I get so disheartened listening to political arguments about health care reform.

It’s not that I am a big fan of the bill that finally passed. I would much rather have seen “Medicare for All,” for policy reasons not germane to this post. But I have been astonished by the venom that the bill has engendered. It’s bad enough that crazies like Glenn Beck compare Obama’s effort to provide health care to the uninsured with Nazism. The despicable lie about “death panels,” hyped by Sarah Palin and her ilk, was equally odious.
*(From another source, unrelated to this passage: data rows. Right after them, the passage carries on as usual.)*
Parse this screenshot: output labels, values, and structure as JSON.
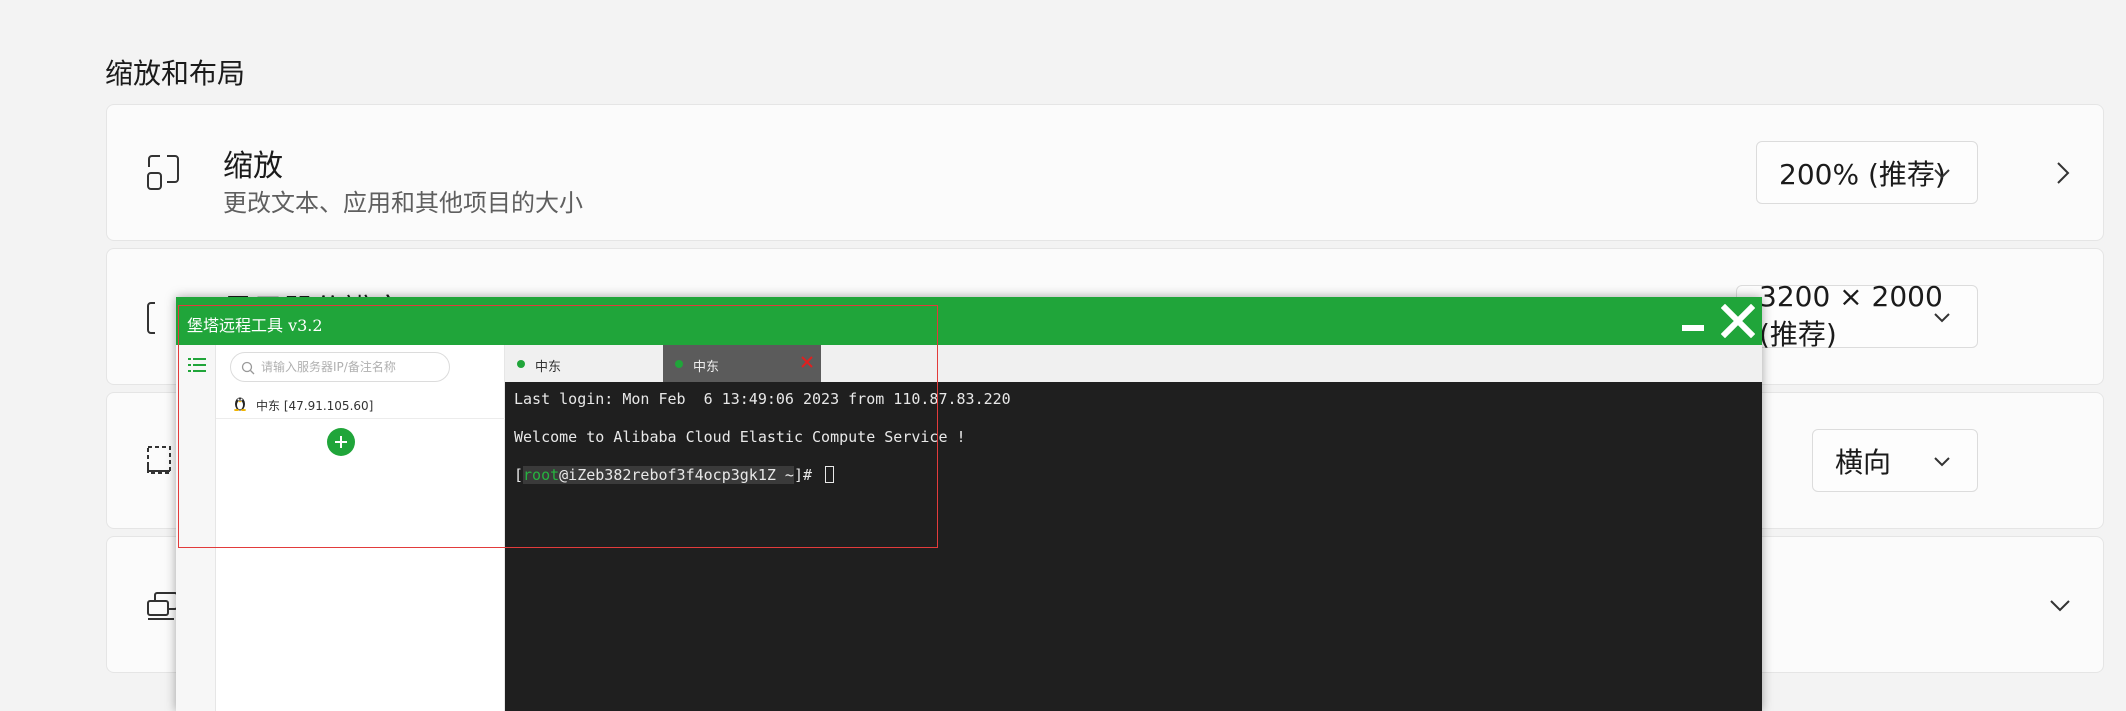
{
  "settings": {
    "section_title": "缩放和布局",
    "scale": {
      "title": "缩放",
      "subtitle": "更改文本、应用和其他项目的大小",
      "value": "200% (推荐)"
    },
    "resolution": {
      "title": "显示器分辨率",
      "value": "3200 × 2000 (推荐)"
    },
    "orientation": {
      "value": "横向"
    }
  },
  "app": {
    "title": "堡塔远程工具 v3.2",
    "search_placeholder": "请输入服务器IP/备注名称",
    "server_label": "中东 [47.91.105.60]",
    "tabs": [
      {
        "label": "中东"
      },
      {
        "label": "中东"
      }
    ],
    "terminal": {
      "line1": "Last login: Mon Feb  6 13:49:06 2023 from 110.87.83.220",
      "line2": "Welcome to Alibaba Cloud Elastic Compute Service !",
      "prompt_open": "[",
      "prompt_user": "root",
      "prompt_host": "@iZeb382rebof3f4ocp3gk1Z ~",
      "prompt_close": "]# "
    },
    "accent_color": "#20a53a"
  },
  "icons": [
    "scale-icon",
    "resolution-icon",
    "orientation-icon",
    "multi-display-icon",
    "chevron-down-icon",
    "chevron-right-icon",
    "menu-icon",
    "search-icon",
    "linux-icon",
    "add-icon",
    "close-icon",
    "minimize-icon"
  ]
}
But perhaps the most annoying of these efforts at disinformation has been the recent effort by presumably serious GOP lawmakers to persuade the public that the Affordable Care Act–which they dub sneeringly as “Obamacare”–is a “jobs killer.”

This all started when the Congressional Budget Office reviewed the Act. Along with concluding that the reform bill will reduce the deficit significantly over the next ten years, the CBO noted that the measure will allow a number of people to leave the workforce. Congressional Republicans immediately cited this as evidence the Act was a “job killer.”

What the CBO found, however, had nothing at all to do with the number of jobs. It had to do with the number of people who are currently working only because they need affordable health insurance.

In other words, there are people who are only working because they desperately need employer-sponsored health insurance. These are people who have the means not to work full-time, if they have access to a health insurance market that currently shuts them out. Many of these workers will choose to retire early because they will now be able to buy their own health insurance.

This is what Republicans mean when they say that health care reform is ‘destroying jobs.’

There’s a reason many of us despair of ever having reasoned, rational discussions of policy. When ideology and political posturing trump reality, the common good–not to mention common sense–gets lost in the spin cycle.